Please note: this is still experimental code that you won't find in SVN, so you'll just get to drool over the pictures.

About the Author

Avatar image for Bart Veldhuizen
Bart Veldhuizen

I have a LONG history with Blender - I wrote some of the earliest Blender tutorials, worked for Not a Number and helped run the crowdfunding campaign that open sourced Blender (the first one on the internet!). I founded BlenderNation in 2006 and have been editing it every single day since then ;-) I also run the Blender Artists forum and I'm Head of Community at Sketchfab.

18 Comments

  1. > spherical harmonics coefficients with Lambert diffuse shading - easy!

    Dammit! That's sooo easy I could implement it with my eyes closed, even without typing. I agree with you Bart. :_)

  2. This is ubercool!
    I'm surprised nobody's giving Matt a parade, I think the possibilities are limitless esp. if/when Matt implements a general raytracing node...
    (btw how's about a general 'gather' node like renderman's SL function?)

    Oooh, could this be in time/mature enough for 2.50 ??

  3. hi!

    I should probably make clear that I'm not claiming credit for this image based lighting technique. The authors of the linked paper that presents that technique have some great sample code that I've just tweaked and adapted for use within Blender. If only my maths skills were that good!

  4. This is super. Will there by any experimental build with this image based lighting? How does it look in practice? You can assign a picture to a light or insert image plane as a new special light source? Or assign this picture to a world setting and switch somehow world (or even ambient occlusion) lighting on? Thank you for details.

  5. Nice, but can nodes apply to the rendering itself? can you take each of the lines etc. and manipulate them

    shul, in the never ending quest to the sketch render holy grail..

  6. Buba, I'll post a patch when it's ready.
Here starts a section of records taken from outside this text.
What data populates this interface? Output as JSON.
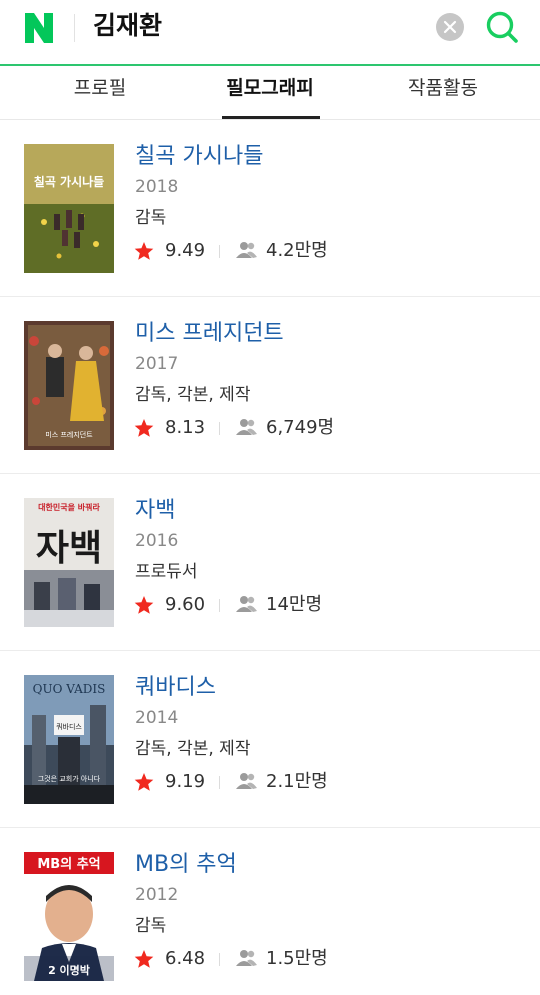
{
  "search": {
    "query": "김재환",
    "clear_icon": "close-icon",
    "submit_icon": "search-icon"
  },
  "brand": {
    "logo_letter": "N",
    "accent": "#2dc66f",
    "link": "#1e5fa8",
    "star": "#f0291f"
  },
  "tabs": [
    {
      "label": "프로필",
      "active": false
    },
    {
      "label": "필모그래피",
      "active": true
    },
    {
      "label": "작품활동",
      "active": false
    }
  ],
  "films": [
    {
      "title": "칠곡 가시나들",
      "year": "2018",
      "role": "감독",
      "rating": "9.49",
      "audience": "4.2만명",
      "poster_text": "칠곡 가시나들"
    },
    {
      "title": "미스 프레지던트",
      "year": "2017",
      "role": "감독, 각본, 제작",
      "rating": "8.13",
      "audience": "6,749명",
      "poster_text": "미스 프레지던트"
    },
    {
      "title": "자백",
      "year": "2016",
      "role": "프로듀서",
      "rating": "9.60",
      "audience": "14만명",
      "poster_text": "자백",
      "poster_banner": "대한민국을 바꿔라"
    },
    {
      "title": "쿼바디스",
      "year": "2014",
      "role": "감독, 각본, 제작",
      "rating": "9.19",
      "audience": "2.1만명",
      "poster_text": "QUO VADIS",
      "poster_sign": "쿼바디스",
      "poster_caption": "그것은 교회가 아니다"
    },
    {
      "title": "MB의 추억",
      "year": "2012",
      "role": "감독",
      "rating": "6.48",
      "audience": "1.5만명",
      "poster_text": "MB의 추억",
      "poster_caption": "2 이명박"
    }
  ]
}
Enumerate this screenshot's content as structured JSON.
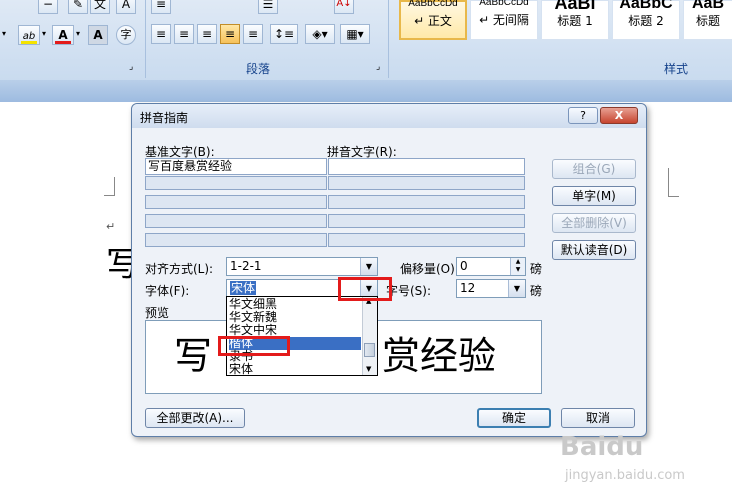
{
  "ribbon": {
    "font_group": {
      "highlight_icon": "ab-highlight-icon",
      "font_color_icon": "a-font-color-icon",
      "char_shading_icon": "a-box-icon",
      "enclose_char_icon": "enclose-char-icon",
      "font_color_hex": "#e31b1b",
      "highlight_hex": "#f4e300"
    },
    "paragraph_group": {
      "label": "段落"
    },
    "styles_group": {
      "label": "样式",
      "tiles": [
        {
          "preview": "AaBbCcDd",
          "name": "↵ 正文"
        },
        {
          "preview": "AaBbCcDd",
          "name": "↵ 无间隔"
        },
        {
          "preview": "AaBl",
          "name": "标题 1"
        },
        {
          "preview": "AaBbC",
          "name": "标题 2"
        },
        {
          "preview": "AaB",
          "name": "标题"
        }
      ]
    }
  },
  "document": {
    "visible_char": "写",
    "paragraph_mark": "↵"
  },
  "dialog": {
    "title": "拼音指南",
    "help_glyph": "?",
    "close_glyph": "X",
    "base_text_label": "基准文字(B):",
    "ruby_text_label": "拼音文字(R):",
    "base_text_value": "写百度悬赏经验",
    "ruby_text_value": "",
    "buttons": {
      "group": "组合(G)",
      "mono": "单字(M)",
      "clear_all": "全部删除(V)",
      "default_reading": "默认读音(D)",
      "apply_all": "全部更改(A)...",
      "ok": "确定",
      "cancel": "取消"
    },
    "alignment_label": "对齐方式(L):",
    "alignment_value": "1-2-1",
    "offset_label": "偏移量(O):",
    "offset_value": "0",
    "offset_unit": "磅",
    "font_label": "字体(F):",
    "font_value": "宋体",
    "size_label": "字号(S):",
    "size_value": "12",
    "size_unit": "磅",
    "preview_label": "预览",
    "preview_text_left": "写",
    "preview_text_right": "赏经验",
    "font_list": {
      "items": [
        "华文细黑",
        "华文新魏",
        "华文中宋",
        "楷体",
        "隶书",
        "宋体"
      ],
      "selected": "楷体"
    }
  },
  "watermark": {
    "brand": "Baidu",
    "sub": "jingyan.baidu.com"
  }
}
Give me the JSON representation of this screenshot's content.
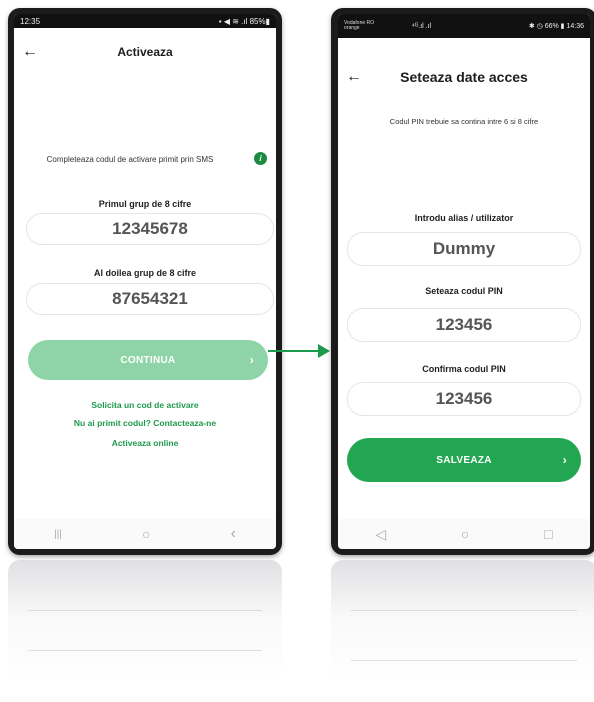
{
  "screen1": {
    "status": {
      "time": "12:35",
      "icons": "▪ ◀ ≋ .ıl 85%▮"
    },
    "header": {
      "title": "Activeaza"
    },
    "instruction": "Completeaza codul de activare primit prin SMS",
    "info_icon": "info-icon",
    "group1": {
      "label": "Primul grup de 8 cifre",
      "value": "12345678"
    },
    "group2": {
      "label": "Al doilea grup de 8 cifre",
      "value": "87654321"
    },
    "continue_button": {
      "label": "CONTINUA",
      "chevron": "›"
    },
    "links": [
      "Solicita un cod de activare",
      "Nu ai primit codul? Contacteaza-ne",
      "Activeaza online"
    ],
    "nav": {
      "recents": "|||",
      "home": "○",
      "back": "‹"
    }
  },
  "screen2": {
    "status": {
      "carrier": "Vodafone RO",
      "carrier2": "orange",
      "signal": "⁴ᴳ.ıl .ıl",
      "right": "✱ ◷ 66% ▮ 14:36"
    },
    "header": {
      "title": "Seteaza date acces"
    },
    "pin_rule": "Codul PIN trebuie sa contina intre 6 si 8 cifre",
    "alias": {
      "label": "Introdu alias / utilizator",
      "value": "Dummy"
    },
    "pin": {
      "label": "Seteaza codul PIN",
      "value": "123456"
    },
    "pin_confirm": {
      "label": "Confirma codul PIN",
      "value": "123456"
    },
    "save_button": {
      "label": "SALVEAZA",
      "chevron": "›"
    },
    "nav": {
      "back": "◁",
      "home": "○",
      "recents": "□"
    }
  },
  "colors": {
    "accent": "#1e9a4d",
    "button_disabled": "#8fd4a8",
    "button_active": "#22a652",
    "frame": "#1b1b1b"
  }
}
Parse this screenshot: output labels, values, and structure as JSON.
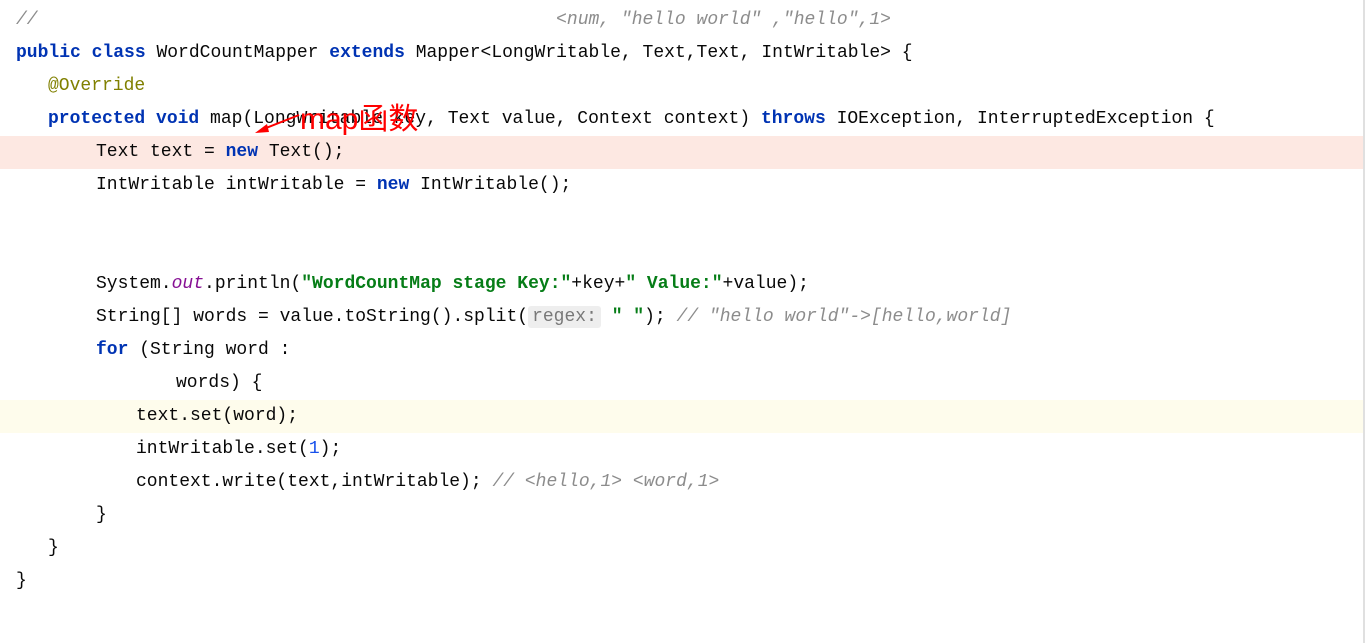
{
  "lines": {
    "l1_comment": "//                                                <num, \"hello world\" ,\"hello\",1>",
    "l2": {
      "p1": "public",
      "p2": " ",
      "p3": "class",
      "p4": " WordCountMapper ",
      "p5": "extends",
      "p6": " Mapper<LongWritable, Text,Text, IntWritable> {"
    },
    "l3": "@Override",
    "l4": {
      "p1": "protected",
      "p2": " ",
      "p3": "void",
      "p4": " map(LongWritable key, Text value, Context context) ",
      "p5": "throws",
      "p6": " IOException, InterruptedException {"
    },
    "l5": {
      "p1": "Text text = ",
      "p2": "new",
      "p3": " Text();"
    },
    "l6": {
      "p1": "IntWritable intWritable = ",
      "p2": "new",
      "p3": " IntWritable();"
    },
    "l7": {
      "p1": "System.",
      "p2": "out",
      "p3": ".println(",
      "p4": "\"WordCountMap stage Key:\"",
      "p5": "+key+",
      "p6": "\" Value:\"",
      "p7": "+value);"
    },
    "l8": {
      "p1": "String[] words = value.toString().split(",
      "p2": "regex:",
      "p3": " ",
      "p4": "\" \"",
      "p5": "); ",
      "p6": "// \"hello world\"->[hello,world]"
    },
    "l9": {
      "p1": "for",
      "p2": " (String word :"
    },
    "l10": "words) {",
    "l11": "text.set(word);",
    "l12": {
      "p1": "intWritable.set(",
      "p2": "1",
      "p3": ");"
    },
    "l13": {
      "p1": "context.write(text,intWritable); ",
      "p2": "// <hello,1> <word,1>"
    },
    "l14": "}",
    "l15": "}",
    "l16": "}"
  },
  "annotation": {
    "text": "map函数"
  }
}
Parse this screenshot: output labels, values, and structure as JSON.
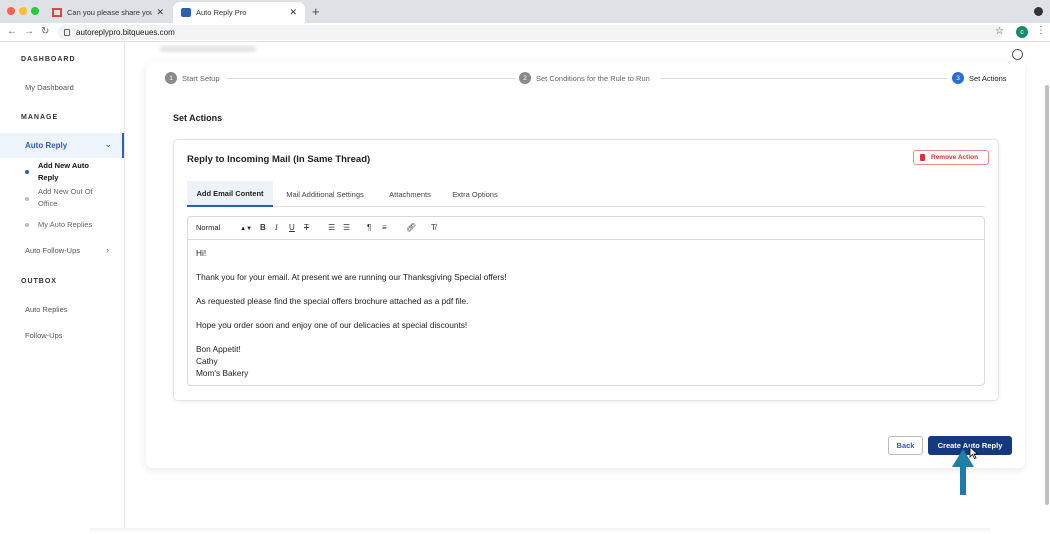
{
  "browser": {
    "tabs": [
      {
        "title": "Can you please share your me",
        "active": false
      },
      {
        "title": "Auto Reply Pro",
        "active": true
      }
    ],
    "url": "autoreplypro.bitqueues.com",
    "profile_initial": "c"
  },
  "sidebar": {
    "dashboard_heading": "DASHBOARD",
    "my_dashboard": "My Dashboard",
    "manage_heading": "MANAGE",
    "auto_reply": "Auto Reply",
    "sub_items": [
      "Add New Auto Reply",
      "Add New Out Of Office",
      "My Auto Replies"
    ],
    "auto_followups": "Auto Follow-Ups",
    "outbox_heading": "OUTBOX",
    "outbox_items": [
      "Auto Replies",
      "Follow-Ups"
    ]
  },
  "stepper": {
    "steps": [
      {
        "num": "1",
        "label": "Start Setup"
      },
      {
        "num": "2",
        "label": "Set Conditions for the Rule to Run"
      },
      {
        "num": "3",
        "label": "Set Actions"
      }
    ]
  },
  "main": {
    "section_title": "Set Actions",
    "action_title": "Reply to Incoming Mail (In Same Thread)",
    "remove_action": "Remove Action",
    "tabs": [
      "Add Email Content",
      "Mail Additional Settings",
      "Attachments",
      "Extra Options"
    ],
    "toolbar": {
      "format": "Normal"
    },
    "email_body": [
      "Hi!",
      "Thank you for your email. At present we are running our Thanksgiving Special offers!",
      "As requested please find the special offers brochure attached as a pdf file.",
      "Hope you order soon and enjoy one of our delicacies at special discounts!",
      "Bon Appetit!",
      "Cathy",
      "Mom's Bakery"
    ],
    "back_button": "Back",
    "create_button": "Create Auto Reply"
  },
  "colors": {
    "accent": "#2b5fb4",
    "primary_button": "#15397e",
    "danger": "#d33333",
    "annotation_arrow": "#1f7ea6"
  }
}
I have some other priorities at the present though, so it may be a little while until I can finish it off. It's currently working as a panel in the world buttons, where you (will be) able to choose a blender image block to prefilter, or just use an image from one of the world texture channels. It will only work with images in the 'Angular Map' or 'LatLong Panorama' layout (you can convert to and from these in HDRShop).

    shul, I'm not sure what you mean. The raytrace node is a material node, it controls the material that gets rendered.

  7. Is there currently any way of doing image based lighting (with or without HDRI light probes) in Blender 2.45. Even if it's faking it. And if so does anyone know of any tutorials or guides? Thanks gurus.

  8. Sorry. I think my question above was a bit dumb. I guess Matt's work has been to create the first way of doing image based lighting. Is that correct?

  9. Thanks for clarifying Matt. It means this is awesome development work. Good image based lighting would be a great leap forward for Blender. You da man!

  10. Oh, so is this the method used in Nexuiz when you turn on "use HDRI lighting"? If this is meant for realtime rendering, might this be incorporated into the Blender game engine?

  11. Great news for someone who has been looking into hdri and ibl a fair bit recently. Incidentally, the noise problem with AO and IBL in 2.45 can be helped a lot by setting the "filter" setting in the texture panel to 1.5-ish. That blurs it all out a bit and helps heaps. (I forgot who posted that on BA, but big kudos to them).

    http://uploader.polorix.net//files/12/hdriSetup1.blend

    That is a really simple setup with what I stated, packed with a really simple hdri. AO Samples set to 16, so there is still a major speed issue doing it this way, but it works quite well.

    All the best Matt with the coding!

  12. @matt: ok, I was referring to nodes which can be applied in render time on the whole image (or parts of it) while using render information and not only compositing at the end.